The doctors were less concerned about my physical injuries and more concerned about why I fell. They either think I fainted or that something was going on with my heart {irregular heartbeat etc}. No history of fainting or heart issues by the way. I was moved into another unit to meet with the Cardiologist and shortly after 1am, I was admitted to Cardiology for the night. They wanted to monitor my heart and meet with the Head of Cardiology in the morning.

I haven’t been overnight in a hospital since 1999. It’s funny how it all comes flooding back to you. Vitals every hour. Nurses coming in. Machines beeping. Code white. Code blue. They hooked me up to the machines and told me they’d let me sleep for a few hours. Just after 6am, the hospital hustle started. They were back to do more blood work and hook me up to more machines.

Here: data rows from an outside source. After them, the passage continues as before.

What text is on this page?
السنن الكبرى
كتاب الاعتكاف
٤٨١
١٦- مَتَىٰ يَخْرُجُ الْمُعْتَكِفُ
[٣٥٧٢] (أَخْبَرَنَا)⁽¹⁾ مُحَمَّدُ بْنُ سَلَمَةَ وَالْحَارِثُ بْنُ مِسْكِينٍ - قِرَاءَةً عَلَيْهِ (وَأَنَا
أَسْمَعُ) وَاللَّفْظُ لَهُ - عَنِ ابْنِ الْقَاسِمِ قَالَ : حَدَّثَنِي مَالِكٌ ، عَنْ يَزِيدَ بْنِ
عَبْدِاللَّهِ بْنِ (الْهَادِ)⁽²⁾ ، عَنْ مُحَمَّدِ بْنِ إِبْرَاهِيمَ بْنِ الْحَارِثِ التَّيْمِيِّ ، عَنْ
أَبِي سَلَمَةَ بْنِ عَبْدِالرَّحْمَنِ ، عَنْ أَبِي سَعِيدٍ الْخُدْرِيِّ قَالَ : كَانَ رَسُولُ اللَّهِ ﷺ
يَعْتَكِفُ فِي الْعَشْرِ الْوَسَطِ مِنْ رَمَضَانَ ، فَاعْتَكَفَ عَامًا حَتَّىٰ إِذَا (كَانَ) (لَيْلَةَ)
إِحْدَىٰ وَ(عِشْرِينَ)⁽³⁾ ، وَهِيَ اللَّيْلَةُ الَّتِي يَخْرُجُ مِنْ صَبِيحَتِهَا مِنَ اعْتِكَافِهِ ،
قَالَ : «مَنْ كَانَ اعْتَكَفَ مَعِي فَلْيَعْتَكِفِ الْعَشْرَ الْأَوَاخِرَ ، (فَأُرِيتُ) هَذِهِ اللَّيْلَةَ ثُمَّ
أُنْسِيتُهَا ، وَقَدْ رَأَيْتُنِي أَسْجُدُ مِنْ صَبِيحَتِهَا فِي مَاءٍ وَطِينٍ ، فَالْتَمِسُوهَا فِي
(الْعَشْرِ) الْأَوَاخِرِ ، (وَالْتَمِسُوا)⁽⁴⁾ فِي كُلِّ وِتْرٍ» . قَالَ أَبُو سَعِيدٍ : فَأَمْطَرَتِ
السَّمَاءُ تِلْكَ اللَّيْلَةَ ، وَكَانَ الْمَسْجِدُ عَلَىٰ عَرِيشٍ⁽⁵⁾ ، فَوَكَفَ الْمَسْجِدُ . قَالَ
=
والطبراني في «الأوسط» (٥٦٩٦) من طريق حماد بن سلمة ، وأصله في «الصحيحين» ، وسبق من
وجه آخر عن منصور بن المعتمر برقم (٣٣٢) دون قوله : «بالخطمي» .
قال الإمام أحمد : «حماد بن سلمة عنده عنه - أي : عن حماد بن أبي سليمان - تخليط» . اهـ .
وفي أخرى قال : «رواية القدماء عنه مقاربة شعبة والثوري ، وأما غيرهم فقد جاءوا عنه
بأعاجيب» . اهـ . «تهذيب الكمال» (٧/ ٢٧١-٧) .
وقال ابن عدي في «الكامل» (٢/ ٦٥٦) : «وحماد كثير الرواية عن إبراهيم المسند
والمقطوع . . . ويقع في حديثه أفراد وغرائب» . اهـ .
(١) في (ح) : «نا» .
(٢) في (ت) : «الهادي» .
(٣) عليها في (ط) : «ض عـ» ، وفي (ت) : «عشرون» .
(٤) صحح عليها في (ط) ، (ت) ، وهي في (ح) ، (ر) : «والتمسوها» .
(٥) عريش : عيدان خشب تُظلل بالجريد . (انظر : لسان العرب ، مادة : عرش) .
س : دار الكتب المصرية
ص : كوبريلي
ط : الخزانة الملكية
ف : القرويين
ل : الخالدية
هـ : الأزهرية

Shortly after 9am, the Head of Cardiology arrived to chat. We walked through what happened on the run and the tests that were run in emergency. As I had been stable overnight, he would release me but wanted me to stay attached to the Cardiology unit as an outpatient for the next few weeks. This week I’ll have an echocardiogram {heart ultrasound}, do a cardiac stress test {watching your heart when you run on a treadmill} and pick up a holder monitor {electrodes applied to skin and attached to tape recorder for 1-2 days}.

Fingers crossed, all tests come back good, I get the all clear from the Cardiologist and I’m back to the grind soon. He did confirm that running is good for the heart and he wants me to be back at it as soon as I can.

580556_4836531964636_1570522840_nRight now, I’m sore as hell and it’s the last thing my body feels like doing. My head on the other hand… knows I was on my way to an epic 20K run and can’t wait to get back on the pavement.

Thankful for everyone that has reached out since my tumble — and thank you to Katie for sticking by my side. The team at St. Paul’s was fabulous — I couldn’t have asked for better care.

There are likely lessons that have come from this event — but I’m not far enough removed from the situation to think of them yet. :) For now I will focus on healing my broken face, doing the required cardio tests this week, and getting myself to physio this week to take care of my shoulder and legs.